Hello, Dice Tower viewers, and welcome to part four of this increasingly misnumbered two-part series on running a gaming group. Today’s topic: save my spot!
If I may be so bold, I’d like to offer my take on a question that was featured on episode #348 of the Dice Tower audio podcast
. The question comes from listener Rob. Rob runs a gaming group, but when members fail to show up or are late, it can prevent his entire group from playing. So he asks: should you require people to RSVP, and how can you prevent late members from delaying the event?
I got excited when this question came up because and I’ve experienced this very same thing. Here’s something I’ve done to encourage RSVPing and punctuality.
First off, especially when your game group is starting out, I believe RSVPing is crucial, because:
One: It helps you pick games that will fit your expected number of players. If people don’t RSVP, it’s easy to end up with too many people for a small game, but not enough for a larger game.
Two: It helps show others that people are attending, which can help persuade new members to join.

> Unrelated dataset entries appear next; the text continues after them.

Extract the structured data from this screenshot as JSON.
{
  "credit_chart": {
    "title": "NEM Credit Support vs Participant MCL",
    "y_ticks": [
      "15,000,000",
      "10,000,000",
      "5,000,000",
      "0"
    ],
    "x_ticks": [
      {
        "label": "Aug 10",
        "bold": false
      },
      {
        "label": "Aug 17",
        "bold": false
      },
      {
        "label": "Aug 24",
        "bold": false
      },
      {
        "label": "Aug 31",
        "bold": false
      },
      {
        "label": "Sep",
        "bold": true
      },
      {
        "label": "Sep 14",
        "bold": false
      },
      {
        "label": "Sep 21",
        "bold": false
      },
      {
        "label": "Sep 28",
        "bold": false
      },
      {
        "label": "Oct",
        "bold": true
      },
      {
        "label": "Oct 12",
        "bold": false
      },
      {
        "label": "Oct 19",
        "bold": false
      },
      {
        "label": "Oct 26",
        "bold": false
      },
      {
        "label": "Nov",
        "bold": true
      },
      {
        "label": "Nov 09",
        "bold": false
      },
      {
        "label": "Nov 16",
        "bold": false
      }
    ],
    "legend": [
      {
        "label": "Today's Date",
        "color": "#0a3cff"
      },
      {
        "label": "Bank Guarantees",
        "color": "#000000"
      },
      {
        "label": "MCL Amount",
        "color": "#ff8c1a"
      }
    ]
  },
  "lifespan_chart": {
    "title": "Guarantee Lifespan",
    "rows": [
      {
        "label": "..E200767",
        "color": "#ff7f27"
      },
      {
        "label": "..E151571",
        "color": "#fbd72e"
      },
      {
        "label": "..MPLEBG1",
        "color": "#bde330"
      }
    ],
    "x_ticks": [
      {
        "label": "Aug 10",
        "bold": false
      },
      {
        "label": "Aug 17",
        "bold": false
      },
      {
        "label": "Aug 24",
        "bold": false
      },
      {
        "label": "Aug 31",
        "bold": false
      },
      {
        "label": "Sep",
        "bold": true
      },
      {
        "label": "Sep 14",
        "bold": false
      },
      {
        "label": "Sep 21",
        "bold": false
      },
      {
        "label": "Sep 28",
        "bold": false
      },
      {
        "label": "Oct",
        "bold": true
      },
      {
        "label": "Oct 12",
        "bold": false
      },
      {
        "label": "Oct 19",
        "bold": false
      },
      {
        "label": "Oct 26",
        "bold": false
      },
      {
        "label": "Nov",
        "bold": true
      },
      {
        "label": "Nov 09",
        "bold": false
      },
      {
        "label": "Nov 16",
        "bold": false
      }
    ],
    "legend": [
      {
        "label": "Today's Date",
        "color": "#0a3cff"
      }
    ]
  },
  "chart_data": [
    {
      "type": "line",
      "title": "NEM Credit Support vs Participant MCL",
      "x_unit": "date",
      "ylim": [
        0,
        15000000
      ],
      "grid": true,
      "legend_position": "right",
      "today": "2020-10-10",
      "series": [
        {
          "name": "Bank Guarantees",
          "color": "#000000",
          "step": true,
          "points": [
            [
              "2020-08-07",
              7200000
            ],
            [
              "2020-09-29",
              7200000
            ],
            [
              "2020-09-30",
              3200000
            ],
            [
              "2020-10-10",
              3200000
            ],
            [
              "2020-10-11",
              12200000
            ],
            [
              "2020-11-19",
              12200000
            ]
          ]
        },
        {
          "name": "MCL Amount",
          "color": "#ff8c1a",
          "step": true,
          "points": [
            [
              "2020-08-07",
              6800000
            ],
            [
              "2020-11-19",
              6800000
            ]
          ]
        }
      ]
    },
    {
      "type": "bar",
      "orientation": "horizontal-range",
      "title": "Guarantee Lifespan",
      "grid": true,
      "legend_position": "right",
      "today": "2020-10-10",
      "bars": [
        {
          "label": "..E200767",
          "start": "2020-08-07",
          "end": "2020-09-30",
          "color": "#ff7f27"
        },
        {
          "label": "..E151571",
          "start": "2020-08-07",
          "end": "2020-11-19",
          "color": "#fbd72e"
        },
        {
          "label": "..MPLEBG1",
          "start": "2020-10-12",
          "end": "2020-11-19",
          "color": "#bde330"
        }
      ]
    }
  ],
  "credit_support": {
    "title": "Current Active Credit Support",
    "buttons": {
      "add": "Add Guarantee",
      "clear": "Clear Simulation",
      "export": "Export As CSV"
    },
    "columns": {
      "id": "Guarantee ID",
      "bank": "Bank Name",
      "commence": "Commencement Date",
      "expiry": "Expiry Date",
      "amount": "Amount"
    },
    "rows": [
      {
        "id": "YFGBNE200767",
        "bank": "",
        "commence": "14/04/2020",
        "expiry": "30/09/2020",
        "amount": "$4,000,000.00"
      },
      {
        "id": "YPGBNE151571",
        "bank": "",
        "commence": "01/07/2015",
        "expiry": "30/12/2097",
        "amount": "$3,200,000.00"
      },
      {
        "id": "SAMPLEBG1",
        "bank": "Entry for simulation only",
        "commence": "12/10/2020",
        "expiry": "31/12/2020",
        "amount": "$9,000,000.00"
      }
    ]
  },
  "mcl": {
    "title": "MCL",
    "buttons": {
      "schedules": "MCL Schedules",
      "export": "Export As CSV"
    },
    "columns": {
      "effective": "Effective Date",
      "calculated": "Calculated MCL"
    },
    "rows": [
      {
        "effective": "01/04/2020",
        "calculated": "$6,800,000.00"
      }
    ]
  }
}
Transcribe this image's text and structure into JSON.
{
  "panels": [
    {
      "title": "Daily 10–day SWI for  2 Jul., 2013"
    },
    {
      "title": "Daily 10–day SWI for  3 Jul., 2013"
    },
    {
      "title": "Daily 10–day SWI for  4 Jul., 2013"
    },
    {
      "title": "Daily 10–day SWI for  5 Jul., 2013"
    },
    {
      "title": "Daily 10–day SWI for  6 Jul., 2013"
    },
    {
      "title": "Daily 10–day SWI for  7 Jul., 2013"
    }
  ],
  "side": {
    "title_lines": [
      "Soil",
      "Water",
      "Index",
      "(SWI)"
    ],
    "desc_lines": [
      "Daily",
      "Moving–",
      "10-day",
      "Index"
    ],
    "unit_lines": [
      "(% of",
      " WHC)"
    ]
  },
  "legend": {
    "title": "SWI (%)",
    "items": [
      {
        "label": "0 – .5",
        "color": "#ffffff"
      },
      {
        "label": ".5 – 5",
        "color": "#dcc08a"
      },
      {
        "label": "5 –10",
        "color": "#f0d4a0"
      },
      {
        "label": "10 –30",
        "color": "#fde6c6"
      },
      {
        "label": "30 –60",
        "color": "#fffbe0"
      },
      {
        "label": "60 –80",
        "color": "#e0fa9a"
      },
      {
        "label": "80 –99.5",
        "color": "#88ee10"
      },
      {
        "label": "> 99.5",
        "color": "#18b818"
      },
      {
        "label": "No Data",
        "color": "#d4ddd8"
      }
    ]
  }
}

As they say, “success breeds success”.
I use meetup.com to post my group’s events and track who signs up. A technique I’ve used to prevent latecomers from delaying our games is to include, in the meetup posting, the number of seats that are available in the primary game we’ll be playing, plus a waiting list. As people RSVP, I update the posting to add them to the appropriate list. That way, people can “lock in” their seat for the game, or see their position on their waitlist. When game day arrives, if someone who has reserved a seat is late, they forfeit it to the next person in line on the waitlist.
This system won’t necessarily prevent people from being late, because, let’s face it, life happens, but, it helps everyone know “the plan”. And knowing how no-shows will be handled will help everyone start on time, because they can focus on having fun.